First, we need to figure out what we meant by one step of a computation. We have a few candidates but let us say an assignment, comparison, addition, and multiplication is a single step. Of course it is not so in general because it takes multiplication longer to be computed than addition. But we can ignore multiplicative constant. So if multiplication takes 5 times longer than addition, then it is still the same relative order.

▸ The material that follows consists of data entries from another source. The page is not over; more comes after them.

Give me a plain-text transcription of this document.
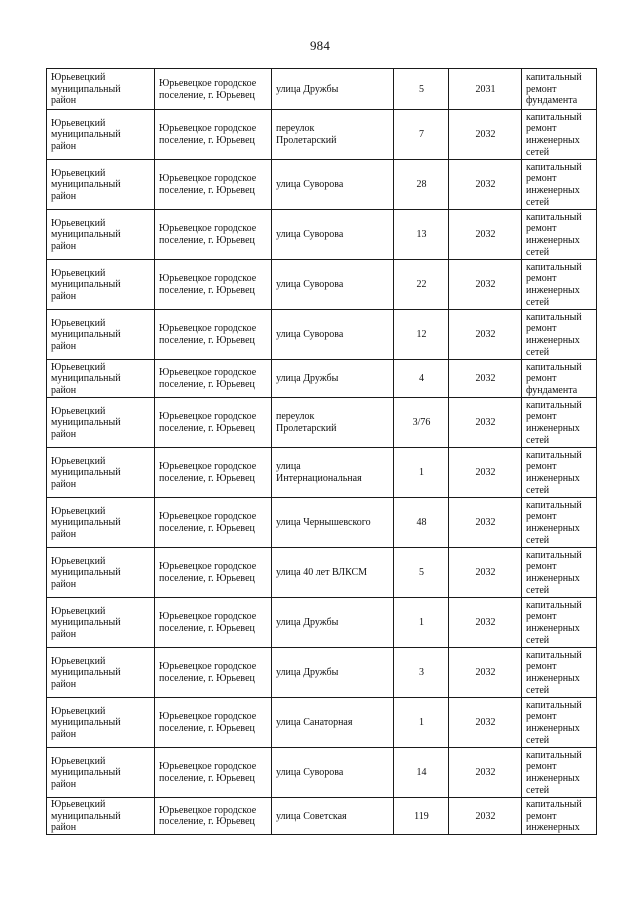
984
Юрьевецкий
муниципальный
район	Юрьевецкое городское
поселение, г. Юрьевец	улица Дружбы	5	2031	капитальный
ремонт
фундамента

Юрьевецкий
муниципальный
район	Юрьевецкое городское
поселение, г. Юрьевец	переулок
Пролетарский	7	2032	капитальный
ремонт
инженерных
сетей

Юрьевецкий
муниципальный
район	Юрьевецкое городское
поселение, г. Юрьевец	улица Суворова	28	2032	капитальный
ремонт
инженерных
сетей

Юрьевецкий
муниципальный
район	Юрьевецкое городское
поселение, г. Юрьевец	улица Суворова	13	2032	капитальный
ремонт
инженерных
сетей

Юрьевецкий
муниципальный
район	Юрьевецкое городское
поселение, г. Юрьевец	улица Суворова	22	2032	капитальный
ремонт
инженерных
сетей

Юрьевецкий
муниципальный
район	Юрьевецкое городское
поселение, г. Юрьевец	улица Суворова	12	2032	капитальный
ремонт
инженерных
сетей

Юрьевецкий
муниципальный
район	Юрьевецкое городское
поселение, г. Юрьевец	улица Дружбы	4	2032	капитальный
ремонт
фундамента

Юрьевецкий
муниципальный
район	Юрьевецкое городское
поселение, г. Юрьевец	переулок
Пролетарский	3/76	2032	капитальный
ремонт
инженерных
сетей

Юрьевецкий
муниципальный
район	Юрьевецкое городское
поселение, г. Юрьевец	улица
Интернациональная	1	2032	капитальный
ремонт
инженерных
сетей

Юрьевецкий
муниципальный
район	Юрьевецкое городское
поселение, г. Юрьевец	улица Чернышевского	48	2032	капитальный
ремонт
инженерных
сетей

Юрьевецкий
муниципальный
район	Юрьевецкое городское
поселение, г. Юрьевец	улица 40 лет ВЛКСМ	5	2032	капитальный
ремонт
инженерных
сетей

Юрьевецкий
муниципальный
район	Юрьевецкое городское
поселение, г. Юрьевец	улица Дружбы	1	2032	капитальный
ремонт
инженерных
сетей

Юрьевецкий
муниципальный
район	Юрьевецкое городское
поселение, г. Юрьевец	улица Дружбы	3	2032	капитальный
ремонт
инженерных
сетей

Юрьевецкий
муниципальный
район	Юрьевецкое городское
поселение, г. Юрьевец	улица Санаторная	1	2032	капитальный
ремонт
инженерных
сетей

Юрьевецкий
муниципальный
район	Юрьевецкое городское
поселение, г. Юрьевец	улица Суворова	14	2032	капитальный
ремонт
инженерных
сетей

Юрьевецкий
муниципальный
район	Юрьевецкое городское
поселение, г. Юрьевец	улица Советская	119	2032	капитальный
ремонт
инженерных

So we look at the number of assignment, comparison, addition, and multiplication needed for each n. Let us construct the table.

`n`	\(f(n)\)
1	7
2	10
3	13
4	16

We can generalize this into the following: \(f(n) = 3n + 4\). So we can deduce that the order of growth for factorial is \(O(n)\). Finding order of growth is as simple as counting.

List vs Dictionary

In the comparison between list and dictionary, we provided a graph showing the difference in an average time to search for a particular value. The graph is reproduced below.

Time01

The graph clearly shows the difference between \(O(n)\) and \(O(1)\). We can see why searching in a list is \(O(n)\) by looking at the code used to find a value, also reproduced below.

Ordered

def find_name(students, matric):
  for student in students:
    if get_matric(student) == matric:
      return get_name(student)

We need to loop through \(n\) students at the worst-case. So the order of growth with respect to time is \(O(n)\).

Unordered

def find_name(students, matric):
  idx = 0
  for digit in matric[1:-1]:
    idx = (idx * 10) + int(digit)
    return get_name(students[idx])

Since there are only 7 digits in a matric number, we only need 7 operations regardless of how many students we have.

The same thing translates to finding a value based on a key of a dictionary. This is why we may want to use dictionary as it is faster.

Multiset

If we do the order of growth with respect to time for the different implementation of multisets, we can see that they are indeed different. We encourage you to do the analysis on your own. We provide the order of growth as comments.

List

# O(1)
def make_empty_mset():
  return []

# O(n) where n is the number of
#      elements in mset
def multiplicity_of(elem, mset):
  res = 0
  for item in mset:
    if item == elem:
      res = res + 1
  return res

# O(n) where n is the larger size between
#      mset1 and mset2
def union(mset1, mset2):
  return mset1 + mset2

Dictionary

# O(1)
def make_empty_mset():
  return {}


# O(1)
def multiplicity_of(elem, mset):
  return mset.get(elem, 0)





# O(n) where n is the larger size between
#      mset1 and mset2
def union(mset1, mset2):
  res = {}
  for key in mset1:  # copy all from mset1
    res[key] = mset1.get(key, 0) + \
               mset2.get(key, 0)
  for key in mset2:  # copy all from mset2
    res[key] = mset1.get(key, 0) + \
               mset2.get(key, 0)
  return res

Here we can see that if speed is very important, we should use the dictionary representation of multiset.